When making a mental health diagnosis in young children, there are several signs to monitor and factors that need to be considered. Often people have difficulty imagining someone so young, like a three year old, having a diagnosable condition may warrant attention. However it is quite possible. Genetics, family history and environmental factors can play a huge role.

Here are some factors to consider:siblings1

  1. Family history of mental illness: It is important to be aware of any mental illnesses that may run in your child’s family.  Children may be more vulnerable to certain disorders that may be passed down through genetics.
  2. Brain development:  The brain’s development plays a major role in your child’s functioning. Any abnormalities that may occur in the brain can be linked to deficits in how your child thinks, feels, and acts. It is also important to note any head injuries that may have occurred. This can play a role how your child functions, especially if there are noted changes in behaviors following an injury.
  3. Recent changes for the child or the family: Changes may include moving to a new home, a parent changing jobs, birth of a sibling, or going to a new school.
  4. Significant loss: This may include the death of a family member, a friend moving, the end of a significant relationship, or divorce.
  5. Experiencing trauma: Witnessing or experiencing a traumatic event such as physical, sexual, verbal or emotional abuse, experiencing a natural disaster or a traumatic event such as a car accident.

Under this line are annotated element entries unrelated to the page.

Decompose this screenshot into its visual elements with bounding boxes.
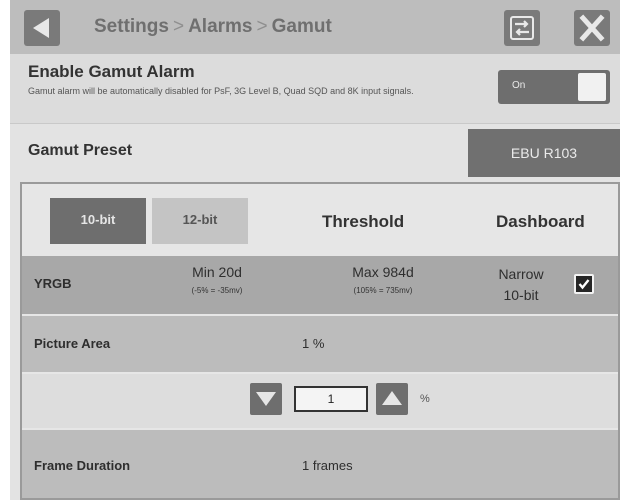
dashboard-checkbox[interactable] [574, 274, 594, 294]
breadcrumb: Settings > Alarms > Gamut [94, 16, 332, 38]
dashboard-mode-line-2: 10-bit [503, 287, 539, 303]
frame-duration-label: Frame Duration [34, 458, 131, 473]
tab-10-bit[interactable]: 10-bit [50, 198, 146, 244]
checkmark-icon [578, 279, 590, 290]
gamut-preset-row: Gamut Preset EBU R103 [10, 125, 620, 177]
picture-area-stepper-row: % [22, 374, 618, 428]
picture-area-label: Picture Area [34, 336, 111, 351]
gamut-preset-title: Gamut Preset [28, 142, 133, 159]
breadcrumb-alarms[interactable]: Alarms [188, 16, 252, 37]
chevron-up-icon [382, 391, 402, 405]
enable-gamut-alarm-description: Gamut alarm will be automatically disabl… [28, 86, 414, 96]
dashboard-mode-line-1: Narrow [498, 266, 544, 282]
frame-duration-value: 1 frames [302, 458, 353, 473]
threshold-column-header: Threshold [322, 212, 405, 231]
breadcrumb-separator: > [256, 16, 268, 37]
tab-12-bit[interactable]: 12-bit [152, 198, 248, 244]
tab-12-bit-label: 12-bit [182, 212, 218, 227]
min-threshold-value[interactable]: Min 20d [162, 264, 272, 280]
breadcrumb-gamut: Gamut [271, 16, 332, 37]
back-arrow-icon [33, 18, 49, 38]
frame-duration-row[interactable]: Frame Duration 1 frames [22, 430, 618, 498]
increment-button[interactable] [376, 383, 408, 415]
header-bar: Settings > Alarms > Gamut [10, 0, 620, 54]
tab-10-bit-label: 10-bit [80, 212, 116, 227]
enable-gamut-alarm-toggle[interactable]: On [498, 70, 610, 104]
breadcrumb-settings[interactable]: Settings [94, 16, 169, 37]
back-button[interactable] [24, 10, 60, 46]
threshold-panel: 10-bit 12-bit Threshold Dashboard YRGB M… [20, 182, 620, 500]
stepper-unit-label: % [420, 393, 430, 405]
picture-area-input[interactable] [294, 386, 368, 412]
picture-area-value: 1 % [302, 336, 325, 351]
decrement-button[interactable] [250, 383, 282, 415]
gamut-preset-button[interactable]: EBU R103 [468, 129, 620, 177]
enable-gamut-alarm-title: Enable Gamut Alarm [28, 62, 195, 81]
swap-button[interactable] [504, 10, 540, 46]
close-button[interactable] [574, 10, 610, 46]
enable-gamut-alarm-row: Enable Gamut Alarm Gamut alarm will be a… [10, 54, 620, 124]
toggle-knob [578, 73, 606, 101]
yrgb-row: YRGB Min 20d (-5% = -35mv) Max 984d (105… [22, 256, 618, 314]
chevron-down-icon [256, 392, 276, 406]
yrgb-label: YRGB [34, 276, 72, 291]
max-threshold-detail: (105% = 735mv) [353, 286, 413, 295]
gamut-settings-screen: Settings > Alarms > Gamut Enable Gamut Alarm… [10, 0, 620, 500]
dashboard-mode[interactable]: Narrow 10-bit [488, 264, 554, 306]
breadcrumb-separator: > [172, 16, 185, 37]
close-icon [579, 14, 605, 42]
gamut-preset-value: EBU R103 [510, 145, 578, 161]
picture-area-row: Picture Area 1 % [22, 316, 618, 372]
min-threshold-detail: (-5% = -35mv) [191, 286, 243, 295]
swap-arrows-icon [510, 16, 534, 40]
dashboard-column-header: Dashboard [496, 212, 585, 231]
max-threshold-value[interactable]: Max 984d [318, 264, 448, 280]
toggle-state-label: On [512, 80, 526, 91]
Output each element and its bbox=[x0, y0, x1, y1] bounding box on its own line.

When looking for signs that warrant a mental health assessment, the key thing is to focus on significant behaviors or problems that are new, have changed in any way or continue to occur. In young children it may be hard to distinguish what is considered “developmentally appropriate” and what may be of concern. However, when behaviors or problems have increased in frequency, duration and intensity, these behaviors have now become symptoms that may need to be address before they get worst.  It is important to also note if symptoms are present in one or a multitude of settings such as home, daycare or school and if they are significant enough that they impact the ways the child functions in these settings.

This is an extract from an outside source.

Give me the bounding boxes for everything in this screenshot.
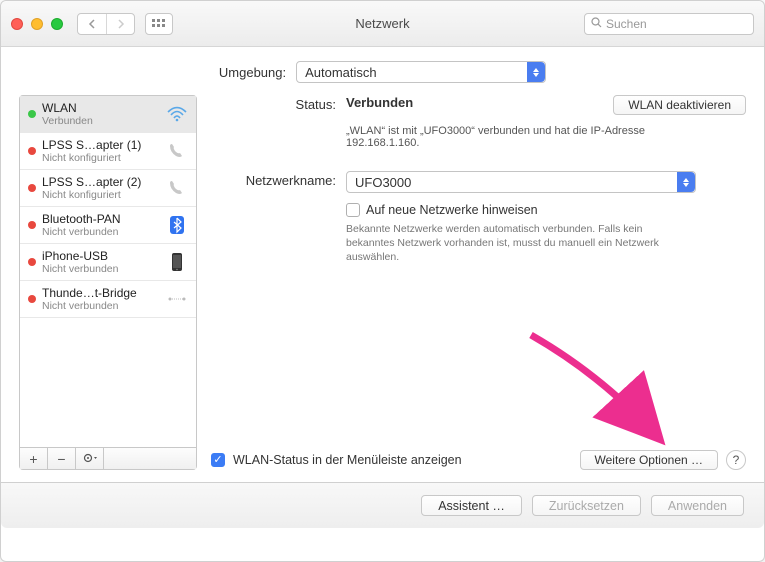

These are some behaviors or problems that should be monitored to determine if additional steps should be taken for a mental health assessment:

  1. Change in eating, sleeping and toileting habits: Are there increases or decreases in appetite, weight change, difficulty falling asleep, frequent nightmares, bed wetting or difficulty using the bathroom?
  2. Changes in your child’s mood: Is your child frequently irritated, sad, frustrated or angry? Do they have difficulty socially interact with their peers or engaging in social activities?
  3. Regression of skills previously obtained: Is your toddler, who was potty-trained, wetting again at night? Are they having difficulty sleeping alone or difficulty talking and expressing their needs and feelings?
  4. Demonstrated behaviors with specified individuals or environments: Is there difficulty leaving them alone with other adults or in other settings? Are they afraid of a certain place or environment they use to frequent?
  5. Increases in duration and frequency of noted behaviors: Are they having tantrums 4x a day instead of two? Are they taking longer to be soothed when they are hurt or feel sad?

So if you have any concerns related to your child’s mental health, take the necessary steps to determine if there is a mental health diagnosis present because it may be more than just a temper tantrum.